Women and the 2018 US Midterm Elections

written by On November 16, 2018

When the 116th Congress is sworn into office this winter, there will be a record 121 women and counting ready to take their seats.[1] The 2018 midterm elections showed America countless firsts, giving voice to groups who previously lacked visibility at the highest level of political representation. We saw gains in racial, religious and sexual diversity across the board. 84 women of color ran for Congress or Governor, up 42% from previous elections and a massive shift in the demographics of U.S. Congress. A more diverse Congress is a Congress that represents a real America.
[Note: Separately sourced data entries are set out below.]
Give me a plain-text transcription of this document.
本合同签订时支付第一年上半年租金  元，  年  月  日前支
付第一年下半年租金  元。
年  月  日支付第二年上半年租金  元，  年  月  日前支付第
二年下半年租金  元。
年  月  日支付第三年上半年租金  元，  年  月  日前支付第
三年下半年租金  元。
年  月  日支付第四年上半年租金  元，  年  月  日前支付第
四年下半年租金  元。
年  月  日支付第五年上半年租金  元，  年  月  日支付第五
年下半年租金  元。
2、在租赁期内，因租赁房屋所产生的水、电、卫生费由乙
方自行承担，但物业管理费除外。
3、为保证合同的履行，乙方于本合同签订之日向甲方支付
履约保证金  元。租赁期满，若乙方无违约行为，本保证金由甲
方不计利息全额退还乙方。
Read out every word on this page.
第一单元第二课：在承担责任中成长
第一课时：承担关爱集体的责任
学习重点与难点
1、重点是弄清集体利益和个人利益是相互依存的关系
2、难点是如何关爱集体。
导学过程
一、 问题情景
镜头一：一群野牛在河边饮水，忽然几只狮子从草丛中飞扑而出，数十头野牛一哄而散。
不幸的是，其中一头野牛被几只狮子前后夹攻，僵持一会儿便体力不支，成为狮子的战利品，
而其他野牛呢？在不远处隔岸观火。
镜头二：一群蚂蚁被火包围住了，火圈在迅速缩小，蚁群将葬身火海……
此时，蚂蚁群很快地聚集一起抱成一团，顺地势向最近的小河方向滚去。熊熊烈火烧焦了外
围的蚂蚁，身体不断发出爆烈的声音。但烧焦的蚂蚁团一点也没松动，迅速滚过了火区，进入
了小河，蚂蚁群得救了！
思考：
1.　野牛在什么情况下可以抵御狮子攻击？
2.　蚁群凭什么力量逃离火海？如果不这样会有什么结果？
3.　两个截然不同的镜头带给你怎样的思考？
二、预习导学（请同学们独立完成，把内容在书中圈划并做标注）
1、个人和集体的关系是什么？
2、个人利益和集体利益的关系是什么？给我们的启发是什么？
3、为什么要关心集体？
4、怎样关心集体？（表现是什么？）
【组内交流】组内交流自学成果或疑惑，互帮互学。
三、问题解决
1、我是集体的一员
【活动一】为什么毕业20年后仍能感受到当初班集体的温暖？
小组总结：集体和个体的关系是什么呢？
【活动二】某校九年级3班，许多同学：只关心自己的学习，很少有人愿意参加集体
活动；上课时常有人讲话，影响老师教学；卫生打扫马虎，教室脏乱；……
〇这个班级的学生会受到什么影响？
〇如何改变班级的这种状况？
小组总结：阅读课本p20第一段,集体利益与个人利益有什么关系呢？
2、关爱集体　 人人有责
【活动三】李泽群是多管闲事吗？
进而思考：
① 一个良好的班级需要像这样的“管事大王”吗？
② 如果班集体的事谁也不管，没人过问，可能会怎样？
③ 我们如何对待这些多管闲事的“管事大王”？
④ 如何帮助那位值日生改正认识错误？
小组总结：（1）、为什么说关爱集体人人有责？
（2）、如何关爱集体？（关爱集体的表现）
Sharice Davids, a member of the LGBTQ community, joined Deb Haaland among the first Native American women elected to Congress.[2] Ilhan Omar and Rashida Tlaib were the first Muslim women elected to Congress, ushering in a new era of religious diversity.[3] Alexandria Ocasio-Cortez will be the youngest member of Congress, followed closely by Abby Finkenauer.[4] Sharice Davids, Ayanna Pressley, Ilhan Omar, Rashida Tlaib and Alexandria Ocasio-Cortez are just a few of the names now enshrined in national history. While gender parity remains a distant reality, the diverse and well-qualified showing of female candidates in 2018 signifies a promising step forward in a time of political turmoil.